Low-carbon liquid fuels: exploring potential ways to contribute to the 2050 EU climate ambition goals (Concawe Review 30.2)

With the publication of the European Green Deal and the recent legislative proposal from the European Commission to strengthen the 2030 climate-related targets, Europe has made clear its ambition to lead the greenhouse gas (GHG) reduction ambition worldwide, moving towards net-zero GHG emissions and a circular economy by 2050. Transport, which represents about one quarter of total European Union (EU) GHG emissions, is deemed to be one of the sectors in which major efforts should be pursued.

In 2017, the road transport sector accounted for 73% of total transport energy demand and, in contrast with other sectors of the economy, average CO2 emissions from new passenger cars increased during the period from 2017 to 2019. The evolution of the light-duty fleet to create a less GHG-intensive mobility sector is therefore considered to be one of the top priorities for the European Commission towards 2030 and onwards. In addition to the road transport-related targets, proposals for new pieces of legislation, such as the ‘ReFuelEU Aviation’ and ‘FuelEU Maritime’ initiatives, are being developed to incentivise the deployment of sustainable fuels to replace fossil-based fuels in these sectors.

In this context and motivated by its role as a major fuel provider, the EU refining system is exploring different plausible and realistic pathways for its own transformation as a way to contribute to this overarching climate ambition goal. However, many questions are still to be answered, and there remains a high degree of uncertainty, for example about the types of energies and powertrains/engines that would be used in 2050 in the different transport segments, as well as the implications in terms of development pace and costs for the different potential routes that would be required to meet a net-zero GHG objective.
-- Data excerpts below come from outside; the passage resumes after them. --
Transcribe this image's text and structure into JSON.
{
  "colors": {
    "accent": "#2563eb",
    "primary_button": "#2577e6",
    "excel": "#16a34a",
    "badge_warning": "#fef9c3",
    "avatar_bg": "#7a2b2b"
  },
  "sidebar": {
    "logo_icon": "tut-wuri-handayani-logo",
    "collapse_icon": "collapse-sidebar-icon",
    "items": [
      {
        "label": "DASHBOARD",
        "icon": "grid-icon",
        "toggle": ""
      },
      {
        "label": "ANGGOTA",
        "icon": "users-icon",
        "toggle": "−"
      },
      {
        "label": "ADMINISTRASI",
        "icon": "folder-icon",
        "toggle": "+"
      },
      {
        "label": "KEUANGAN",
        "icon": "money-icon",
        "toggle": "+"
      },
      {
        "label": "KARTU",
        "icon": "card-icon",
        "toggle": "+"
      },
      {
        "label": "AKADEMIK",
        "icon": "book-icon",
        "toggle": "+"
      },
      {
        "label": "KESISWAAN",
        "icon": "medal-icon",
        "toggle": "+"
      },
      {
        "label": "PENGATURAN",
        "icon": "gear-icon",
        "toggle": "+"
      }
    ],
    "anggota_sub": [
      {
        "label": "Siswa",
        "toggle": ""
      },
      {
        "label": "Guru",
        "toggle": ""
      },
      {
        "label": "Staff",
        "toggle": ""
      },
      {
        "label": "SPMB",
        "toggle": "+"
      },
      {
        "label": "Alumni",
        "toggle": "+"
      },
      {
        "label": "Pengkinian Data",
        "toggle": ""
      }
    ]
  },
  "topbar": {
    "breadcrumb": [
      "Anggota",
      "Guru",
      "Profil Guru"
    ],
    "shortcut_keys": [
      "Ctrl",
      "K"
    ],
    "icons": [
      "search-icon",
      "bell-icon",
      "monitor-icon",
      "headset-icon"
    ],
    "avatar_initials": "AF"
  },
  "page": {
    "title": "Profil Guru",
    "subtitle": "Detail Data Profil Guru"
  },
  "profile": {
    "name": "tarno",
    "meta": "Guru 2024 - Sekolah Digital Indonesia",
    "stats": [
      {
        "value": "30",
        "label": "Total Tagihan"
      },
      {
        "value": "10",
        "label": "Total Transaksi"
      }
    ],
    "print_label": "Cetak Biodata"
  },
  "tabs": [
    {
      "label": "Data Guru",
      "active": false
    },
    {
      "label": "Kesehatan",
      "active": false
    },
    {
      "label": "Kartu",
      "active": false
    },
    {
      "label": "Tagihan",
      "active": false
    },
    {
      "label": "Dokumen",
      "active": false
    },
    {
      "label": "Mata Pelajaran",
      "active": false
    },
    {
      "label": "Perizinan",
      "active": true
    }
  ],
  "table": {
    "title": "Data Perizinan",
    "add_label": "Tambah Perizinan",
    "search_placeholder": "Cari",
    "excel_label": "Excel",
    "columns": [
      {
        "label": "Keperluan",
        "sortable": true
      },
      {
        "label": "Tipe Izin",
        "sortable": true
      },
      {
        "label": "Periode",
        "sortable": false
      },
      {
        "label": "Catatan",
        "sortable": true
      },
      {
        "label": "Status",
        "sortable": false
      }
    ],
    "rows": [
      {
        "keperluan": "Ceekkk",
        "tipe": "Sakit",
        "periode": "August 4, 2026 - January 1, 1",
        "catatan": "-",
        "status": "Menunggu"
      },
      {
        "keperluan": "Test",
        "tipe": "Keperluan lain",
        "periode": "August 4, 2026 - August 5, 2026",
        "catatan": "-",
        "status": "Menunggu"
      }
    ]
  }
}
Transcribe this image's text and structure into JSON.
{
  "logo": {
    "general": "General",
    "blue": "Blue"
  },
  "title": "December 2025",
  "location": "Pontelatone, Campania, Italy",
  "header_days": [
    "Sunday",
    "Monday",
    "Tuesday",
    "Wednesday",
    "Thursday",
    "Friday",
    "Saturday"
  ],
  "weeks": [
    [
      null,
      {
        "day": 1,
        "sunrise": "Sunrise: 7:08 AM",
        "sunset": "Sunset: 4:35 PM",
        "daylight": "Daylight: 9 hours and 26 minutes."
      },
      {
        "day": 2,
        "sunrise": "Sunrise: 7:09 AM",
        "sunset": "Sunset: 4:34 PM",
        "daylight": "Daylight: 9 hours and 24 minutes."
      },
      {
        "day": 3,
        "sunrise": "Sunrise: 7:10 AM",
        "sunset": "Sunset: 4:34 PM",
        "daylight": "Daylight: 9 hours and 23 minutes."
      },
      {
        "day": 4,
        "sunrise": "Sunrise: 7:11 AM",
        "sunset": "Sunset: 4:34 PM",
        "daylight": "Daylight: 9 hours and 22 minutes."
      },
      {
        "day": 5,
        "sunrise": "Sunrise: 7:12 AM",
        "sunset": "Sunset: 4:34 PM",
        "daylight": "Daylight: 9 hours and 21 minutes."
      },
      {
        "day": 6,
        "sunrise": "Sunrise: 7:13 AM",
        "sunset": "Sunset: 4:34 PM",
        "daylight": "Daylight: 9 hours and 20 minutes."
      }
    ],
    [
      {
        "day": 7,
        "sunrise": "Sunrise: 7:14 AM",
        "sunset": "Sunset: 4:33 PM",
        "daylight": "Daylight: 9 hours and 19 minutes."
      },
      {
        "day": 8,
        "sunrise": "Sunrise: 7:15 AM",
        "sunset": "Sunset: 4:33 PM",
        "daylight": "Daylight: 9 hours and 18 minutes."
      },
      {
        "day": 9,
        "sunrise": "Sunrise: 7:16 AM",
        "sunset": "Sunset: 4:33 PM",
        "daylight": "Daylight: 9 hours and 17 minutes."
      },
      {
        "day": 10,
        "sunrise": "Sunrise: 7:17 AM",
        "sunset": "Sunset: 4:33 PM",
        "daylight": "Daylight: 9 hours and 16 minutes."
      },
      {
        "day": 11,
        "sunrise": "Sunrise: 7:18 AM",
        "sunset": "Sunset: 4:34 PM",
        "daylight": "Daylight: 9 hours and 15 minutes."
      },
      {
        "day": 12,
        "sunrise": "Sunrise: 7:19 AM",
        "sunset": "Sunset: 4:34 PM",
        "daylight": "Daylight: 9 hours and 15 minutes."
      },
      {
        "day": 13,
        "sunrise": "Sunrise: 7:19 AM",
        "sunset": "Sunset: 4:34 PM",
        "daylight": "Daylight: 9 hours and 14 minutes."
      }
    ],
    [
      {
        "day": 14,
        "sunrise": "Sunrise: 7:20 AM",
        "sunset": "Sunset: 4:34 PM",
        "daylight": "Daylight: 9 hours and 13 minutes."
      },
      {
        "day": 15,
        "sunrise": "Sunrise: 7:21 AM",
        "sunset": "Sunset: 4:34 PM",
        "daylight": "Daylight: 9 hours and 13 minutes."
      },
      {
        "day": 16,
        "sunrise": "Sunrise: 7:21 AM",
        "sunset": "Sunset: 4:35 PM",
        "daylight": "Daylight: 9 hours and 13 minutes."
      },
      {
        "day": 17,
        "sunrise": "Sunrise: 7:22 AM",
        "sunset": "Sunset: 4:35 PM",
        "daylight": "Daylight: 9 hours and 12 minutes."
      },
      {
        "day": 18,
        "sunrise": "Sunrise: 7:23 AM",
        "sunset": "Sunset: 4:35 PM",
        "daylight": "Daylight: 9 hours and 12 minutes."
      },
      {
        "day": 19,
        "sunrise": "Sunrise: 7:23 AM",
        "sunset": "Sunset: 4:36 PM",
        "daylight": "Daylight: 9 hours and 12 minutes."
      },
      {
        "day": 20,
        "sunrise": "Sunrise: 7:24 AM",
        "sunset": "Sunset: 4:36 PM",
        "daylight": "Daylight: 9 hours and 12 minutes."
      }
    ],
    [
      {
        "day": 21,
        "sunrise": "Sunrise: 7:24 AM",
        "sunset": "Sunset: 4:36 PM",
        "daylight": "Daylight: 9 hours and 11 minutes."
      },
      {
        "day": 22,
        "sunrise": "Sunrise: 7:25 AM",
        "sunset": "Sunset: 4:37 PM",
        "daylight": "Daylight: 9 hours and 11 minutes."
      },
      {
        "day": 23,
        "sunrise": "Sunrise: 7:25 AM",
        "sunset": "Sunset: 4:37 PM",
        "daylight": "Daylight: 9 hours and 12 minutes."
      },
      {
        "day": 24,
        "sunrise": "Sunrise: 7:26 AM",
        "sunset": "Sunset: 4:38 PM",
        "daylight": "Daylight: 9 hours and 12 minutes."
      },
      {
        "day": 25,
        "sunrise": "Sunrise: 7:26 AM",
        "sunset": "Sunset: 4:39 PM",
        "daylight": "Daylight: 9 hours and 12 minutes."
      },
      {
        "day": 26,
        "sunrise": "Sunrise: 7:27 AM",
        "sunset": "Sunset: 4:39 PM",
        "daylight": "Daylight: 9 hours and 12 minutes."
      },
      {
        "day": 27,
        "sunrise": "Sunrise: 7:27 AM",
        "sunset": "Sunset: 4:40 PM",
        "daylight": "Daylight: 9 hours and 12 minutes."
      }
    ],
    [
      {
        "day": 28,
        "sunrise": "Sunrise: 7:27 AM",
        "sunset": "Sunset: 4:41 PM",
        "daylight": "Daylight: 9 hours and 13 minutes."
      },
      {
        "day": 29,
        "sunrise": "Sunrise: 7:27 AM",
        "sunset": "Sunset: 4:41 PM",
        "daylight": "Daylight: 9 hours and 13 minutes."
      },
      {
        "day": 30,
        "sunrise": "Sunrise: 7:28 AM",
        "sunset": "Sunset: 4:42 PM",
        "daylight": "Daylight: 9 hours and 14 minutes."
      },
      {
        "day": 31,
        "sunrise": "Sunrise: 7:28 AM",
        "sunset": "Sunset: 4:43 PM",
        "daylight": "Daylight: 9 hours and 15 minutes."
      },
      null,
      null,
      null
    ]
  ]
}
A new report, published as part of Concawe’s Low Carbon Pathways/Refinery 2050 series, is now available which, through a scenario analysis exercise, aims to improve understanding of the theoretical potential for the production of low-carbon liquid fuels (LCFs) within the EU refining system, both in terms of total volumes and the number of potential plants required. Aspects such as the relevant impact of LCFs in terms of their contributions to reducing GHG emissions in transport (following a well-to-wheels approach), as well as the level of investment needed for the transformation of the refining industry, are also investigated, providing a quantitative indication over a reference time frame from now until 2050.